E foi na certeza de que eu sempre sobreviveria que insistentemente continuei fazendo as coisas da forma mais errada possível. E na realidade eu realmente sobrevivia, sempre encontrava uma forma de me levantar e continuar a caminhada, melhor recomeçar essa eterna caminhada circular. Contudo o que eu não sabia, e deveras demorei a perceber, era que eu sobrevivia, entretanto sobrevivia em partes. Funciona mais ou menos como uma corrida em um campo de cercas de arrame farpado, sobrevive-se bem, entretanto a barganha que se estabelece pode ser um pouco dolorosa, deixa-se fiapos pelo caminho e leva-se marcas pelo corpo.
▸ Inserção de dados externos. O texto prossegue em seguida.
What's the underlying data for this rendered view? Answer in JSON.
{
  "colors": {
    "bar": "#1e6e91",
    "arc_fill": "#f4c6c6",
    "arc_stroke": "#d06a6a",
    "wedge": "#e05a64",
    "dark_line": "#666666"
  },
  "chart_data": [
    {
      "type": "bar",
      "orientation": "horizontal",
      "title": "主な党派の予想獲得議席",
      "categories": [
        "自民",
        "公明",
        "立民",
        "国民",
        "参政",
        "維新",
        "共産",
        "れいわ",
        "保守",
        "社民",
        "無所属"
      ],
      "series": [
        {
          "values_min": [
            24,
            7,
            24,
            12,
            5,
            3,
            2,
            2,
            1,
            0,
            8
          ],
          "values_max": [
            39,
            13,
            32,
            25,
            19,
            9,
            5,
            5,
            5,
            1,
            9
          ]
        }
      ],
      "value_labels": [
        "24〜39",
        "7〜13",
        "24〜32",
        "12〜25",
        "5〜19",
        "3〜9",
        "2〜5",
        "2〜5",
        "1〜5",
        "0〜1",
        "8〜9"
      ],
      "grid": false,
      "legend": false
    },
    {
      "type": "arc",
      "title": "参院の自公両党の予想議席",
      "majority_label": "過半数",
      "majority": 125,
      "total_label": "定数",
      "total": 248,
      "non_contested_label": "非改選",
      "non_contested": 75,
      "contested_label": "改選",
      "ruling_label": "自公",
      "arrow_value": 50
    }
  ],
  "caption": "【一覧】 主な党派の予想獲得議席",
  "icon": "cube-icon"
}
E foi em um dado momento em que de repente me vi marcado de mais e desfalcado de mais do que um dia foi meu, ou do que um dia fui realmente, encontrei no medo uma chance de proteger o que ainda restava de um edificio ja depredado. Nao digo o medo de me arriscar, o medo de tentar, esse medo que se tornou tao inflexivel no vocabulario humano, digo o medo de acabar por nao sobreviver, um medo que me impunha a condiçao de fazer as coisas da melhor forma possivel, um medo que por hora tem me feito escolher o melhor caminho possivel, porque ele frequentemente me sussura: "não, você não é imortal, e as coisas podem acabar por nao terminarem da forma que voce pretende, e segundas chances não sao tão baratas quanto se pensa."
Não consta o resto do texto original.